Жители улицы, как и все, не любили неизвестное, скрытное, не умели жить за семью замками и предпочитали не таиться друг от друга. Хорошо иль плохо — ближний сосед лучше дальней родни. Это правило въелось в плоть и кровь. Здесь сосед к соседу мог прийти не робея даже среди ночи. Такое не возбранялось никому. А потому каждый был понятен и в случае нужды, беды иль радости, помогали друг другу без лишних слов. Поддержать умели делом и смехом. Но этот новенький никак не вписывался в устоявшиеся обычаи и правила улицы.
— Надысь я коз пасла за огородами. Прохожу мимо дома этого змея и слышу, как в открытом окне то ль поют, иль орут:
… давай, давай, наяривай, наяривай, наяривай…
Мне аж гадко стало! Ну, что это? Мужуку уже годов немало, а он — бандитское орет иль слушает. Не совестно? Кого наяривать в его годы?
— Выходит, он педераст! — сказал Петрович.
— А что за люди такие? — развесили уши бабки.
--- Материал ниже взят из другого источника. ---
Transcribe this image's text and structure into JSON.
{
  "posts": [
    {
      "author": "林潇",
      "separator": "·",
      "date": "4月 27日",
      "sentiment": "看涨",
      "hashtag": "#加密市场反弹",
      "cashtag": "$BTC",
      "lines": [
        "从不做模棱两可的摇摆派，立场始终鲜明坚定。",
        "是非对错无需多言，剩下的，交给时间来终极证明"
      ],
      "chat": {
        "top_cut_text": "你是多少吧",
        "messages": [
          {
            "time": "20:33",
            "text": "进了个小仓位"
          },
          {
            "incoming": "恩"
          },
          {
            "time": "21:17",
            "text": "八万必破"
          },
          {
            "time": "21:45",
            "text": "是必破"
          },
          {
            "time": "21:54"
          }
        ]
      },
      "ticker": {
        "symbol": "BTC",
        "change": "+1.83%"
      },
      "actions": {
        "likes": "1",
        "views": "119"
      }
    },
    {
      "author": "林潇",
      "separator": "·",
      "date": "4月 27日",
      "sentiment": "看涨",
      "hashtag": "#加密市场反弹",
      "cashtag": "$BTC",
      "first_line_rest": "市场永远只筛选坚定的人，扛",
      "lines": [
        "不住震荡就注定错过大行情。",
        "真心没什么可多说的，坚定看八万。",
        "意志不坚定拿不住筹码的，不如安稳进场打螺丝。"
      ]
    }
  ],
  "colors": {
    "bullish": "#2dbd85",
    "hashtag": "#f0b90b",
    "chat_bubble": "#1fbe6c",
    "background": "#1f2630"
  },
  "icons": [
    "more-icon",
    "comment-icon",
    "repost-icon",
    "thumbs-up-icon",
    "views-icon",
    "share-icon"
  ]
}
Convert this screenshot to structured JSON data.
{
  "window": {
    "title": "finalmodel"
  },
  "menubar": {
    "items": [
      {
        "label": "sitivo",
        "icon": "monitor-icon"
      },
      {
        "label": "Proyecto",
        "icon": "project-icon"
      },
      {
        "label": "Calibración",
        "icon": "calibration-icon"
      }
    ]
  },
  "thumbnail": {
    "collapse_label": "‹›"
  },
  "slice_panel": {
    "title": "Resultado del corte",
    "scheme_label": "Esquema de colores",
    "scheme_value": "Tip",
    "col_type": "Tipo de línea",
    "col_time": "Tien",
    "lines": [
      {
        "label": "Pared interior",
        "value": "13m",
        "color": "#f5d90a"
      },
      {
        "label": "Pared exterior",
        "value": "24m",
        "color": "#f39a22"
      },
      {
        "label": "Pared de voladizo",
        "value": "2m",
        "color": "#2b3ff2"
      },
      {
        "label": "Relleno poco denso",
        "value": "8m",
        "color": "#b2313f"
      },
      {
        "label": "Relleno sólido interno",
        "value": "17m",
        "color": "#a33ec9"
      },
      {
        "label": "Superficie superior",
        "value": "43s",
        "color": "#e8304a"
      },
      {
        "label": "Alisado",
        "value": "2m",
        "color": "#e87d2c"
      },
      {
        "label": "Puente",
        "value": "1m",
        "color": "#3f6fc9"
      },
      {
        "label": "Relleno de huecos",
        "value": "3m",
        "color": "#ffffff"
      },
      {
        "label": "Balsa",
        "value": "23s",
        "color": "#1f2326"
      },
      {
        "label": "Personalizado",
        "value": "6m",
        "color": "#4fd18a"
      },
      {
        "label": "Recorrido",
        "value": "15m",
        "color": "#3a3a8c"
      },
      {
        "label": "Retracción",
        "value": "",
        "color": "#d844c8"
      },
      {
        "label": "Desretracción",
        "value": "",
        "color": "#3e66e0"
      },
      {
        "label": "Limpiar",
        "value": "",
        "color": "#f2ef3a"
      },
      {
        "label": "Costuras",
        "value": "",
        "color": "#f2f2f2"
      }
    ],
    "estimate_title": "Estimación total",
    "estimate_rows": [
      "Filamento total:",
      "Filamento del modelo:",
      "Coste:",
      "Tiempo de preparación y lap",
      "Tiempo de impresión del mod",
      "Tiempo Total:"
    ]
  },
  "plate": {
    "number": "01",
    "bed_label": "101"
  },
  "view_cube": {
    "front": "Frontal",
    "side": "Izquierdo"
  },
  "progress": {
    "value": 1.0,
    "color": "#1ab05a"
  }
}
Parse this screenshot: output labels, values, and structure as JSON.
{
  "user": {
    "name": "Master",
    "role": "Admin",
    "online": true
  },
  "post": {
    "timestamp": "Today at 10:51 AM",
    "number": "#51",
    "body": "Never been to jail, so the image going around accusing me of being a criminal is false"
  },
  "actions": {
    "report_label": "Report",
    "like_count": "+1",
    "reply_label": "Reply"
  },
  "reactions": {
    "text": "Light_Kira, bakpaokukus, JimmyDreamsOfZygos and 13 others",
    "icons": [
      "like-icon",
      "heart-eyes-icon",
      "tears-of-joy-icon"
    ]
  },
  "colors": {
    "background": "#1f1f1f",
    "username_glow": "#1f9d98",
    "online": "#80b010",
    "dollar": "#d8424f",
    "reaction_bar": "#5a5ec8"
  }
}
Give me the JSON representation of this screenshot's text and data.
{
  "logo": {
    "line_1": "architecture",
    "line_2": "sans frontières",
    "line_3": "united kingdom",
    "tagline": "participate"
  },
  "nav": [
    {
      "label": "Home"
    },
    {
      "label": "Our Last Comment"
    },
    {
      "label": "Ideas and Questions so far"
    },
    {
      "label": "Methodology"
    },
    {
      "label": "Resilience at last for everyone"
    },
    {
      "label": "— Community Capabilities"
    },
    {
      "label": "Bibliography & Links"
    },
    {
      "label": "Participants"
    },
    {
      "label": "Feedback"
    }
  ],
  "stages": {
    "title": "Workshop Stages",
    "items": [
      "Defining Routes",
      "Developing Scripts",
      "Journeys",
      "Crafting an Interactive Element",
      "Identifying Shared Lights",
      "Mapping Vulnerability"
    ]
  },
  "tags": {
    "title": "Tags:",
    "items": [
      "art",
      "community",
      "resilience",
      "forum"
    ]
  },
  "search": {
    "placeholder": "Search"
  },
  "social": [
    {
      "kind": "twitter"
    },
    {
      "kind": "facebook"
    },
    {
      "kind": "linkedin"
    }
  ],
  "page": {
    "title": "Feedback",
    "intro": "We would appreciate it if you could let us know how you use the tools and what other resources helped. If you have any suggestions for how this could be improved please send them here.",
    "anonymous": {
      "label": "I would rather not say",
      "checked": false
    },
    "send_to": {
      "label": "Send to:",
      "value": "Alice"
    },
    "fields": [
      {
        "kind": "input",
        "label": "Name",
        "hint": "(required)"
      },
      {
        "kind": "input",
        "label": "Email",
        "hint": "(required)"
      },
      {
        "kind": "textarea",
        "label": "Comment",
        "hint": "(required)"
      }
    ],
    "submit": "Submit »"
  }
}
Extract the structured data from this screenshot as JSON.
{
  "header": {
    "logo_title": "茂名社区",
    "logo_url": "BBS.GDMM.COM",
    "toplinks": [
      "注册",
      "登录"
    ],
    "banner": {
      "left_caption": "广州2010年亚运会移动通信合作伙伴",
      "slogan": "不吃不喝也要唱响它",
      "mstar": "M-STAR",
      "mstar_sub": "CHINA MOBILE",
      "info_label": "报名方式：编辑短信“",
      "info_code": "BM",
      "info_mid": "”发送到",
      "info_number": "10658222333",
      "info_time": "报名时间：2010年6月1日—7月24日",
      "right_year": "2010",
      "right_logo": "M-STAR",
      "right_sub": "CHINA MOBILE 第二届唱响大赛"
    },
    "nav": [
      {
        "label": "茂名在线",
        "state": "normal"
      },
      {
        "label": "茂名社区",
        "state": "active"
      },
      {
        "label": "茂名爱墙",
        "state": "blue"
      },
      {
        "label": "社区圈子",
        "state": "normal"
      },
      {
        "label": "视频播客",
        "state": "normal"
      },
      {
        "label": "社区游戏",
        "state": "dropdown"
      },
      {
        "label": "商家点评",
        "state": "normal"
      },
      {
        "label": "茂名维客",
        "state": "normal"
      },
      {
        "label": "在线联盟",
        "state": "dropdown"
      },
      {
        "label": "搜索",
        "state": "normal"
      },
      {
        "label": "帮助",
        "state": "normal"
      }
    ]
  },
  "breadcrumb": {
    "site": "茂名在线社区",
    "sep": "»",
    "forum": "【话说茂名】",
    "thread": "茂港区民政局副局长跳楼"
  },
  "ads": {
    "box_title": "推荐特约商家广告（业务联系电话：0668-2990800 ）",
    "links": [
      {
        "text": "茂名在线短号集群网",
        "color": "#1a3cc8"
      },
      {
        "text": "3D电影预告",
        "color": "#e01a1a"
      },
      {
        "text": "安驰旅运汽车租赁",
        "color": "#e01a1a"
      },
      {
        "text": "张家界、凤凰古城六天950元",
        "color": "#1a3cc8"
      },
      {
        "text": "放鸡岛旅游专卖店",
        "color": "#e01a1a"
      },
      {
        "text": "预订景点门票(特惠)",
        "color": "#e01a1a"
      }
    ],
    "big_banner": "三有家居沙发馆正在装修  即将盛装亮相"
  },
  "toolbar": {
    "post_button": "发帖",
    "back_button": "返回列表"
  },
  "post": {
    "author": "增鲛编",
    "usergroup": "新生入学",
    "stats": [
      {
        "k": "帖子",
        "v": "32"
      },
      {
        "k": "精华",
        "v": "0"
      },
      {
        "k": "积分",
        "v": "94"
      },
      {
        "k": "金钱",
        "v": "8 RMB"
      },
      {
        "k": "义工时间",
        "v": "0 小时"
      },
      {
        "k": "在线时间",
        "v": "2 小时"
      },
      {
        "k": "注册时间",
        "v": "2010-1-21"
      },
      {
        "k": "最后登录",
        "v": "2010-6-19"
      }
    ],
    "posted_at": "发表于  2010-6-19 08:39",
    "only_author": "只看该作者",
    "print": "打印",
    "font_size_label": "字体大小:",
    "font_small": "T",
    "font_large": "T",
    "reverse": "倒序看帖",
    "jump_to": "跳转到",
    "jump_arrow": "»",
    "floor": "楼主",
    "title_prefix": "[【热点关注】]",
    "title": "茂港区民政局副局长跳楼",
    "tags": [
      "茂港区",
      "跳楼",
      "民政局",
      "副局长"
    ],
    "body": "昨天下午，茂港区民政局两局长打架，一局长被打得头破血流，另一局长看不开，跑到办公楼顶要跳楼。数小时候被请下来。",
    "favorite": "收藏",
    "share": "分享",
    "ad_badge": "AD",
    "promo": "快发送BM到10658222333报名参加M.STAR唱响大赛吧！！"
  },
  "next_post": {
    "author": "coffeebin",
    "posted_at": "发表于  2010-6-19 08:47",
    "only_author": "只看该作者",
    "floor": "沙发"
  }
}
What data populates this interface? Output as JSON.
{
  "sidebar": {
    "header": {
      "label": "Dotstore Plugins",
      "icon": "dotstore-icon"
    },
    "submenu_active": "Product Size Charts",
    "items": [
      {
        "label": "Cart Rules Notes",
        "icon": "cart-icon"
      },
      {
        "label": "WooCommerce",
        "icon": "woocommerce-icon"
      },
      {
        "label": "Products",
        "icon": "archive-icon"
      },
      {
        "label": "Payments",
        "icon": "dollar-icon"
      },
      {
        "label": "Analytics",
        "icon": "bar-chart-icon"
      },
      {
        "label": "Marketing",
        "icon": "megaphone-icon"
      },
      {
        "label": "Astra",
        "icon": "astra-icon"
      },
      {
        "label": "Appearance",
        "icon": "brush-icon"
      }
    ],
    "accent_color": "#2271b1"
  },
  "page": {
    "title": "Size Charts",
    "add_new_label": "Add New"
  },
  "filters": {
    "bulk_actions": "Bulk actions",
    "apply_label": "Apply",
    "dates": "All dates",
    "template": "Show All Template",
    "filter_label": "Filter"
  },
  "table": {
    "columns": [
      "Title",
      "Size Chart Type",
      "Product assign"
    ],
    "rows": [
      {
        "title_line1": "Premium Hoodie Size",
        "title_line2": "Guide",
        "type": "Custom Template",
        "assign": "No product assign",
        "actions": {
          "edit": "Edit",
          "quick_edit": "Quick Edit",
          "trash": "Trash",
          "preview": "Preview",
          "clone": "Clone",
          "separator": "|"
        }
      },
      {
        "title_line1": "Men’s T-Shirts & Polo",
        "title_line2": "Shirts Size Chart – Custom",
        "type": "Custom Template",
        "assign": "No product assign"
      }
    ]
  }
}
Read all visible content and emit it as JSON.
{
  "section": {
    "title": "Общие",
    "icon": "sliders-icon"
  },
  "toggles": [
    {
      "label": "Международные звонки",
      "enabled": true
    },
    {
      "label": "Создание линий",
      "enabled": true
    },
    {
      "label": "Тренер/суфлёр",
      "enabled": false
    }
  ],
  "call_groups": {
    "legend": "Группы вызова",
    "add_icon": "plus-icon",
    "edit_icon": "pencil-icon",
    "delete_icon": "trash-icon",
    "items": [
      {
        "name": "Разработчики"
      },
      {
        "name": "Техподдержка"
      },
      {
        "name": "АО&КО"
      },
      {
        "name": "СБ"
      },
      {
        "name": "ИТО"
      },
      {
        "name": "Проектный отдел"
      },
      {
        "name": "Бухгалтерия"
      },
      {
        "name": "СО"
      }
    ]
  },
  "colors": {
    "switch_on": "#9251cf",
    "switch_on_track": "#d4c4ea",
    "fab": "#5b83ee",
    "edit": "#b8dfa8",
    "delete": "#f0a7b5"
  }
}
— Ну, это когда мужик с мужиком живут, как муж с женой…
— Да как такое можно? — не поверили бабки.
— Нынче все возможно. И такое! Развелось всяких, хоть пруд пруди. Но сами посудите, с бабой никогда не видели. В доме тож не приметили ни одной. Только мужики. Вот вам и довод, кто он, этот чужак, — прищурился Петрович.
— Господи! Срам какой! Улицу споганил. Зачем только у нас поселился? Купил бы дом в другом месте! — завздыхали старухи.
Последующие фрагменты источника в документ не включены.